Why does this matter? Intensifier pumps for waterjet cutting have evolved for decades to meet the demands of 24/7 high production environments. The intensifier pump is the most dependable pump available, typically with longer maintenance intervals. HyperPressure of 94,000 psi can be achieved with intensifier pump technology.

I hope this was a valuable introduction to our newest resource–the waterjet dictionary. There are a number of factors to consider when learning about waterjet technology, and ensuring you have a common understanding of the industry terms used to describe them is helpful when comparing and evaluating a solution that is the best fit for your shop.


  1. I had no idea that there was anything beyond ultrahigh-pressure. It seems that there may be no end to the advancement of the water pumps that generate the pressure necessary for cutting just about anything. With this kind of output, I’m amazed that pumps like the linear intensifier, or any high pressure piston plunger pump, can be made to be dependable and durable.


    1. Yes, the ability to design pumps and delivery systems to withstand the pressures involved is intriguing engineering. Pump systems today are rated to 60,000 psi (direct drive three-piston pump) and 94,000 psi (linear intensifier pump). My opinion is it will be hard to get the direct drive rotary pump to significantly higher pressures than today because of the high stroke rate and potential fatigue. Linear intensifier pumps have a much higher pressure potential.

      Materials used, manufacturing techniques and small design features make a big difference. One key thing to always keep in mind regarding waterjet design is we’re using PSI (pounds per square inch) concepts throughout waterjet design.

      Pressure = Force/Area.
      Force = Pressure x Area.

      If the pressure goes up and the area the pressure is touching goes down, the force can be managed.
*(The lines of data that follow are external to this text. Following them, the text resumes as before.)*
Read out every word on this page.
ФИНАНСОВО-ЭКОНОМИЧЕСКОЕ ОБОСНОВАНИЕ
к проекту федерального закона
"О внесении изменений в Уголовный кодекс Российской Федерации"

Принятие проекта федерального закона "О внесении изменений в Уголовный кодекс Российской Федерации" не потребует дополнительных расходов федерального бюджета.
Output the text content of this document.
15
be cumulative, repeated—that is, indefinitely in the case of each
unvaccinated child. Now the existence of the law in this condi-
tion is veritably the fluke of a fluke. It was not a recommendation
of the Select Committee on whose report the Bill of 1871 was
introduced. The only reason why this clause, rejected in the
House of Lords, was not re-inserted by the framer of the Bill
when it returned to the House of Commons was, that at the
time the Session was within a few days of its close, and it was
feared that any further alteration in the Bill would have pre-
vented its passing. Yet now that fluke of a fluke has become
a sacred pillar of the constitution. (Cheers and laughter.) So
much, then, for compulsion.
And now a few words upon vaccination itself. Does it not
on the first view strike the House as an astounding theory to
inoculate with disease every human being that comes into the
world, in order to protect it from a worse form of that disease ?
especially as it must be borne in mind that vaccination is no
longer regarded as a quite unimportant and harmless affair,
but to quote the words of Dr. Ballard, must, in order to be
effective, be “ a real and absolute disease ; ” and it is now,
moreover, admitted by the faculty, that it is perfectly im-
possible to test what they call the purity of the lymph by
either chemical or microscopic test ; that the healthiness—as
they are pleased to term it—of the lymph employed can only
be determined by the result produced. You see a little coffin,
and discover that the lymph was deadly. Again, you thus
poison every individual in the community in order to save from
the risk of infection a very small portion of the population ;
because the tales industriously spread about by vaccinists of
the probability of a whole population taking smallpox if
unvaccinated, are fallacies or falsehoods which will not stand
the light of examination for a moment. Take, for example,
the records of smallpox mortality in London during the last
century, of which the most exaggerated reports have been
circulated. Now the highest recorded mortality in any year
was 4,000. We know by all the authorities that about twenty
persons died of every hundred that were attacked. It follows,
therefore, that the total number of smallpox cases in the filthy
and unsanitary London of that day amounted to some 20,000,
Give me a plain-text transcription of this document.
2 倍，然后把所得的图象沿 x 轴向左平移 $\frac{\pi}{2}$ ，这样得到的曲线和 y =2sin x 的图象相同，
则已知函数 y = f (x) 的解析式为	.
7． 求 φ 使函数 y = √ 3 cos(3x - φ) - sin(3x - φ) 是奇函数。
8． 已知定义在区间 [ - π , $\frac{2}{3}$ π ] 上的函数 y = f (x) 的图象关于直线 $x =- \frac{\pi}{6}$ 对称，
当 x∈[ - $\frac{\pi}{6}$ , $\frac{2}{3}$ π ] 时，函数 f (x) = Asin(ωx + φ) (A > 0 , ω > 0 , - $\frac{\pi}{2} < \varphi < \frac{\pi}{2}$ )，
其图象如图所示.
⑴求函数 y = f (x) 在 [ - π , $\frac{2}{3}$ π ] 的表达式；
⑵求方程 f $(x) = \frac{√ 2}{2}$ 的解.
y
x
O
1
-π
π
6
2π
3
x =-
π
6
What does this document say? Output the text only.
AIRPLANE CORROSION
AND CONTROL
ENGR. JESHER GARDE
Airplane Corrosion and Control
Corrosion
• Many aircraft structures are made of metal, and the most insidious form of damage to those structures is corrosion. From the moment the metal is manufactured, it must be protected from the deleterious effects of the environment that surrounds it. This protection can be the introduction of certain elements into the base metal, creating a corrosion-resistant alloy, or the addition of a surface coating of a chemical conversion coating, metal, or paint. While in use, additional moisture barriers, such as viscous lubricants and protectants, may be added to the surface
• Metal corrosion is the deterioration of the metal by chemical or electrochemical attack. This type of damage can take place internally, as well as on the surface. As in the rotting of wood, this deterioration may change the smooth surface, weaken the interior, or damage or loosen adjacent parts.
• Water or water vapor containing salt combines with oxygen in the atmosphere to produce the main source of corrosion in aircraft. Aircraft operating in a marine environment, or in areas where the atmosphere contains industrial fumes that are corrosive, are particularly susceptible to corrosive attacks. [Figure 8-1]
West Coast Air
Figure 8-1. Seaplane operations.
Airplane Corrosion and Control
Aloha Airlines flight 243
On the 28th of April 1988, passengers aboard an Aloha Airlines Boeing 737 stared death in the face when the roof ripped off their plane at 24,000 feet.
Luckily, as we increase pressures the amount of water we need to do the work is less (you throw less water per minute at 94,000 psi than you do at 60,000 psi for the same pump and same input power) so the internal (not external) areas of the pump that contain pressure can become smaller. In summary, as we go up in pressure we make the area the pressure touches smaller and deliver less water at higher velocity. PSI is a key foundational concept in ultrahigh-pressure waterjet and hyperpressure waterjet technology.